I live in Pinole, CA, two blocks from the SF Bay. I have a space in the front of the house I would like to plant a tree in that is approx. 16x10 feet in size. It gets direct sun all day. The weather is warm (70-80) in the summer with mild winters (40-60). There are foggy mornings 8 months of the year. I anticipate adding a sprinkler sysytem to support the garden around the tree.

I would like a tree that has a truck at least 5 feet tall before the canopy starts for security reasons. I would also like some fall foliage colors.

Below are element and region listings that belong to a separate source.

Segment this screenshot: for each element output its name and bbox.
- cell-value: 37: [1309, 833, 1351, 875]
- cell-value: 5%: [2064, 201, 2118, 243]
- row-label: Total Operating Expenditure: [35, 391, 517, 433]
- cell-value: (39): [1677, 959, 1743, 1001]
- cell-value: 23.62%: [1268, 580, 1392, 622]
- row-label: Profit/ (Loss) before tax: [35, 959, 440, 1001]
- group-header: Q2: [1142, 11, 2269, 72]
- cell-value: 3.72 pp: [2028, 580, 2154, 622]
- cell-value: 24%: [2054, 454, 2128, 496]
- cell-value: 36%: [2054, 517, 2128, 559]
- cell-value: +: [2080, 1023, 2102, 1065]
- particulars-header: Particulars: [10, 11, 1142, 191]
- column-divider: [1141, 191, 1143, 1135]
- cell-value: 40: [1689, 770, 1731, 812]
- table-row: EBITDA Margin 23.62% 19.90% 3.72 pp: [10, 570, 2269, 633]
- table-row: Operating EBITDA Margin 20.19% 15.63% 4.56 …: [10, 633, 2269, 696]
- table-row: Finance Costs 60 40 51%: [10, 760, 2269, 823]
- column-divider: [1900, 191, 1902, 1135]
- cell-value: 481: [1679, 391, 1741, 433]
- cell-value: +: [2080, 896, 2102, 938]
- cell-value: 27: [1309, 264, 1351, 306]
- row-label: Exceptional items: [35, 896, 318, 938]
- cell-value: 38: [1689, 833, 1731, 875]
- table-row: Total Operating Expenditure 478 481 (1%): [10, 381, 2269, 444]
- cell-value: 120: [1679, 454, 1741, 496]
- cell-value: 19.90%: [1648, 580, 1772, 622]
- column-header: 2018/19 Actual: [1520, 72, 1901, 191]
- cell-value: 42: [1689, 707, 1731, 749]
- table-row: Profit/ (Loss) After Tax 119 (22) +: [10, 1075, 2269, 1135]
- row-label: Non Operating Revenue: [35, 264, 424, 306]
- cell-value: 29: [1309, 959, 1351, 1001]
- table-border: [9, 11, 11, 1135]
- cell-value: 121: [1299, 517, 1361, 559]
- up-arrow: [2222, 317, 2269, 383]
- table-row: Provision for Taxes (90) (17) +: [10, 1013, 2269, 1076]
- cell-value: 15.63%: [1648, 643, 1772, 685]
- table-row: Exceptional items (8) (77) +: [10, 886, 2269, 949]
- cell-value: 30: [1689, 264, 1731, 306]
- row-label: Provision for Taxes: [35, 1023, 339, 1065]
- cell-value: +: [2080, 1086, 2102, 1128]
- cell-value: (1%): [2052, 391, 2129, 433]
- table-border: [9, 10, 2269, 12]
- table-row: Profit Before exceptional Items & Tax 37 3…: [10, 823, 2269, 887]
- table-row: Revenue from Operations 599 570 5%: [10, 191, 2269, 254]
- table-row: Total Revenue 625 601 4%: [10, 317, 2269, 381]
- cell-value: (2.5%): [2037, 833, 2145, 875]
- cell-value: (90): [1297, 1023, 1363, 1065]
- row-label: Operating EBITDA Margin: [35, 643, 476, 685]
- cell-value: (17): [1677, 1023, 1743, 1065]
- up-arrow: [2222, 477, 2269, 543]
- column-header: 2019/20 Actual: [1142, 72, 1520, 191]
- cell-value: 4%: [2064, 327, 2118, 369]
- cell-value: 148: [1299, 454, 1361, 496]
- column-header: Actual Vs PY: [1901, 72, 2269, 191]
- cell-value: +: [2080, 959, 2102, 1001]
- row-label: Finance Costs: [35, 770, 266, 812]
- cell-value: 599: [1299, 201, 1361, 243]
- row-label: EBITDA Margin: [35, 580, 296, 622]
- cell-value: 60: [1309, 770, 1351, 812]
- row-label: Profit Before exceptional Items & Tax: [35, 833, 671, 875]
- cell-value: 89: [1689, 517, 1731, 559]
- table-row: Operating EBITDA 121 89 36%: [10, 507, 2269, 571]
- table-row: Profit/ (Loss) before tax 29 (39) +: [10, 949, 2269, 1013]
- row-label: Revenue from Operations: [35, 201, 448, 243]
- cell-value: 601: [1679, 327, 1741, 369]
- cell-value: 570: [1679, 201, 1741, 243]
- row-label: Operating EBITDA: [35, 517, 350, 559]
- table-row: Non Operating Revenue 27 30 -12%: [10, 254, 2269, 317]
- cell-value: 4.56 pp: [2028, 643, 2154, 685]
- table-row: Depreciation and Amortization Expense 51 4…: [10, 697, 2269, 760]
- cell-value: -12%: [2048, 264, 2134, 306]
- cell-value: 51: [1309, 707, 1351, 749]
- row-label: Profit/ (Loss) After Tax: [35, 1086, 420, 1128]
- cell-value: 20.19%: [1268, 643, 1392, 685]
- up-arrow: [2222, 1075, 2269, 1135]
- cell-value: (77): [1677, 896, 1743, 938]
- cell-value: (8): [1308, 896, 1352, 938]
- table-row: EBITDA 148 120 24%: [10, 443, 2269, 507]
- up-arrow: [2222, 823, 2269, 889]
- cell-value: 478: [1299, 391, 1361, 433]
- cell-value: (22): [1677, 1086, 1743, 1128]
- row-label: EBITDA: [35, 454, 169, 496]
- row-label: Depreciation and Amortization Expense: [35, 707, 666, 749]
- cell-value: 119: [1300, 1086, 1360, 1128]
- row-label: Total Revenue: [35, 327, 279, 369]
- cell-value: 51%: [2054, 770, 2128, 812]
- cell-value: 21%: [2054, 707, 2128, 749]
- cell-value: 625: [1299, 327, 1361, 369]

Any advice is appreciated! 

PS- I am in Zone 14-15 (according to Sunset Magazine)


----------



## John Paul Sanborn (Aug 9, 2001)

Darrin,

Here's a new forum! Landscape advice.

Jill,
Your criteria are a bit constraining for anyone not in your area. A mature small tree with a first branch ight of 5 ft is going to be hard. You will probibly have to start small and trin it your self.

There are several cultivars of amelanchier that may fit your needs. They even have eddible fruit.


----------



## Jay Banks (Aug 10, 2001)

Jill,
Your area sounds warm for a service-berry. I would think it would need lower winter time temps for dormancy to set flowers and fruit.

It sounds like your a zone 9. You may want to look at your local nurseries to see what they stock in small tree varieties.

Being on the east coast this would be hard to guess at but see if they have any small types of crapemyrtle.


----------



## John Paul Sanborn (Aug 10, 2001)

http://www.fs.fed.us/database/feis/plants/tree/

Amelanchier alnifolia, saskatoon occurs naturaly in central CA.

Here it gives hardiness 4-9
http://gardening.about.com/library/weekly/aa030700a.htm?iam=dpile&terms=+amelanchier

Some nurseries list cvs as 2-8 and 3-9.

http://search.dogpile.com/texis/search?q=amelanchier&geo=no&fs=web

I'm just having too much fun!

Too bad I've already said what I look like. You people probibly would have been looking for a pencilneck with taped glasses. <g>


----------



## John Paul Sanborn (Aug 10, 2001)

http://www.fs.fed.us/database/feis/plants/tree/

Amelanchier alnifolia, saskatoon occurs naturaly in central CA.

Here it gives hardiness 4-9
http://gardening.about.com/library/weekly/aa030700a.htm?iam=dpile&terms=+amelanchier

Some nurseries list cvs as 2-8 and 3-9.

http://search.dogpile.com/texis/search?q=amelanchier&geo=no&fs=web

I'm just having too much fun!

Too bad I've already said what I look like. You people probibly would have been looking for a pencilneck with taped glasses. <g>

Jay,

Thanks for reminding me to look for an upper limit on zones. We dont have that problem here in MKE, WI!


----------